Far from "slowdown," China's economy is running more steadily, healthily, and robustly on an innovation-driven track. "4.5 percent to 5 percent" target is not a sign of deceleration, but rather a reflection of confidence and composure following profound changes in development philosophy, mode, and drivers.

Working backward from China's long-range objectives through the year 2035 and considering the projected population at that time, China's GDP will need to grow at an average annual rate of 4.17 percent over the next decade. 
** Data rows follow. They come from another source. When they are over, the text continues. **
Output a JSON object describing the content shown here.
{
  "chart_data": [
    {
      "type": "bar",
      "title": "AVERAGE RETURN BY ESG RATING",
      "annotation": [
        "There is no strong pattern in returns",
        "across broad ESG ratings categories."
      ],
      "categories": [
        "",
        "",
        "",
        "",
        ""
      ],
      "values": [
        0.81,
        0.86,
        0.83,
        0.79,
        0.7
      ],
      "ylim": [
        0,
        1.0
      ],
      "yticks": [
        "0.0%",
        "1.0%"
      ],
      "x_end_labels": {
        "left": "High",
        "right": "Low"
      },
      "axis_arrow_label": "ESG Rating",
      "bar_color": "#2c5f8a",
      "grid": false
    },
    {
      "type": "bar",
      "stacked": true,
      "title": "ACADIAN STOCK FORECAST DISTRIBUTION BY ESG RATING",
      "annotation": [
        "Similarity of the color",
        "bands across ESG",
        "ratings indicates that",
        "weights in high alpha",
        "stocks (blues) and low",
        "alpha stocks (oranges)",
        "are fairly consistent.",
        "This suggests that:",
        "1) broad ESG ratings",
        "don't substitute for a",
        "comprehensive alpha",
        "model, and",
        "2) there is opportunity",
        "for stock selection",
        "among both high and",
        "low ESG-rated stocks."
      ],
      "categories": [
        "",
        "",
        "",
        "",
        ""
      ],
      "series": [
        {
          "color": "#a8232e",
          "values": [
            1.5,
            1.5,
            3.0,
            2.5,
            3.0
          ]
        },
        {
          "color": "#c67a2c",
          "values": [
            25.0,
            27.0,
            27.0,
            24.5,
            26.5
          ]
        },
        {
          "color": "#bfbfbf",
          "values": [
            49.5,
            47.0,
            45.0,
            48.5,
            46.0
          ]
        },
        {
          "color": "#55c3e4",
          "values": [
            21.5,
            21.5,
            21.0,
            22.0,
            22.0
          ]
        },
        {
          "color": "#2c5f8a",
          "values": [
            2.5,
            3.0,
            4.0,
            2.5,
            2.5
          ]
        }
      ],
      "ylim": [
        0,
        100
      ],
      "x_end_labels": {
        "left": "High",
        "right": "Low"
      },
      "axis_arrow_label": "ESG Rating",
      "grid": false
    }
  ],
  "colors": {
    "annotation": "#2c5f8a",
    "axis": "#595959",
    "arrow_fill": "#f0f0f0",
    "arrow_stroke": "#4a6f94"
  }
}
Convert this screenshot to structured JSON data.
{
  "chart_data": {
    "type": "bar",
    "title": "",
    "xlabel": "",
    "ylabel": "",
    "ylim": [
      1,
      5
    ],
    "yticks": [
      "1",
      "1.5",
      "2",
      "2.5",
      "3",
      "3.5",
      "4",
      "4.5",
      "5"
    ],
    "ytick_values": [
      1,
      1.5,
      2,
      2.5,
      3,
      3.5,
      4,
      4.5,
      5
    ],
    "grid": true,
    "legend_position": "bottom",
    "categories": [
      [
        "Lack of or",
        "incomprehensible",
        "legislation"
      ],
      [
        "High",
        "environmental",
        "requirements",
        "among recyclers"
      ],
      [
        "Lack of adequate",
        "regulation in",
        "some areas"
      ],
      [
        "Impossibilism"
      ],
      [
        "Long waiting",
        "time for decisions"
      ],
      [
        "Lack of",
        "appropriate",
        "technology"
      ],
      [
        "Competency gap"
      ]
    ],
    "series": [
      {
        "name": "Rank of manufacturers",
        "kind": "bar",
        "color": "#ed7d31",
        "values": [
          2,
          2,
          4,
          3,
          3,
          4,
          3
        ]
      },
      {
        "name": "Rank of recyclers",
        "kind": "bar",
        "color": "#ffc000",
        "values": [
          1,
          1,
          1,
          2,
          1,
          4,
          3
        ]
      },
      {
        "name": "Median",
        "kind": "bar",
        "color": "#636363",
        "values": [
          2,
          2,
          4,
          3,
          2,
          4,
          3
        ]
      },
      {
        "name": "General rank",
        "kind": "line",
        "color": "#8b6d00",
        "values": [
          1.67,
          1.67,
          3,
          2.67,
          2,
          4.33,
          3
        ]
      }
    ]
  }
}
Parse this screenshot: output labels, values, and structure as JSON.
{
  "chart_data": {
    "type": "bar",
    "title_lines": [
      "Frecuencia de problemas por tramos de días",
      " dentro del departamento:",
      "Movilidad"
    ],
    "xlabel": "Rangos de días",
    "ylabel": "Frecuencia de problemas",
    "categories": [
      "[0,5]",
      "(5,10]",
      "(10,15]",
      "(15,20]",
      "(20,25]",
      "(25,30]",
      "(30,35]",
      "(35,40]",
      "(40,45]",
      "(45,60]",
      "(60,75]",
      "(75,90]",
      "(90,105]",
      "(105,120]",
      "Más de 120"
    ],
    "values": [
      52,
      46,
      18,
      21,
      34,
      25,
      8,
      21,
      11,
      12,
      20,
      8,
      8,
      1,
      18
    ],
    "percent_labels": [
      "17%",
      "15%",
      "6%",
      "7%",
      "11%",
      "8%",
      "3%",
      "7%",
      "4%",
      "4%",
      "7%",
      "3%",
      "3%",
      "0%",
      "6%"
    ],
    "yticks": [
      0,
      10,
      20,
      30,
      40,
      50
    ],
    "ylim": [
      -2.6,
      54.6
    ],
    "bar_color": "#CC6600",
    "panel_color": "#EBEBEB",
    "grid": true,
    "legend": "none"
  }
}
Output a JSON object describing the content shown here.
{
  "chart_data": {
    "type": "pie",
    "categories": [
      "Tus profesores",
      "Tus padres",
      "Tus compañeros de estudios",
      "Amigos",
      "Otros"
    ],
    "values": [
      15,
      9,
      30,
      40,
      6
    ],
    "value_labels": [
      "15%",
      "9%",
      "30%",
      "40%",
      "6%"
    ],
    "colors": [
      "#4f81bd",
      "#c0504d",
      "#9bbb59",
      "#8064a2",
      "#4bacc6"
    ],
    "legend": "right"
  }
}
Viewed within the broader context of Chinese modernization, the "4.5 percent to 5 percent" target is organically aligned with medium- and long-term development goals. It leaves ample room for structural adjustment, risk prevention, and reform, while ensuring stable livelihoods and market expectations through reasonable growth. It demonstrates China's strategic resolve—not to pursue high growth blindly, but to focus on high-quality development. 

China is not incapable of achieving higher growth rates; rather, it is committed promote higher-quality economic growth while achieving an appropriate increase in economic output. China does not engage in a "numbers game," but strives to "deliver results that can stand the test of practice, the people, and history."

In the face of both internal and external challenges, China vows to adhere to the general principle of pursuing progress while ensuring stability, implement more proactive and effective macro policies, make policies more forward-looking, targeted, and coordinated. 

From building a robust domestic market, to fostering new growth drivers at a faster pace; from moving faster to achieve greater self-reliance and strength in science and technology, to expanding high-standard opening up, a series of measures aim to stabilize growth in the short term while strengthening momentum for the long term.

The facts are clear: China's economy has strong resilience, vast potential, and broad space for development. With precise and effective macro regulation, it is fully capable of achieving its set growth targets "while striving for better in practice."

Ultimately, the malicious hype about a so-called "China economic slowdown" by some US and Western media is never about objective analysis, but political calculation. History and reality have repeatedly shown that China's economic achievements are the result of the hard work of the Chinese people, not something that can be defined by a few words of praise or criticism from outside. Those repeatedly recycled narratives of "China collapse" cannot change the overall trajectory of China's economy toward higher quality and innovation, nor can they halt the country's steady and determined pace of development.

This was compiled based on an article published in the "Chisu Jinsheng" economic commentary column of People's Daily on March 27, 2026.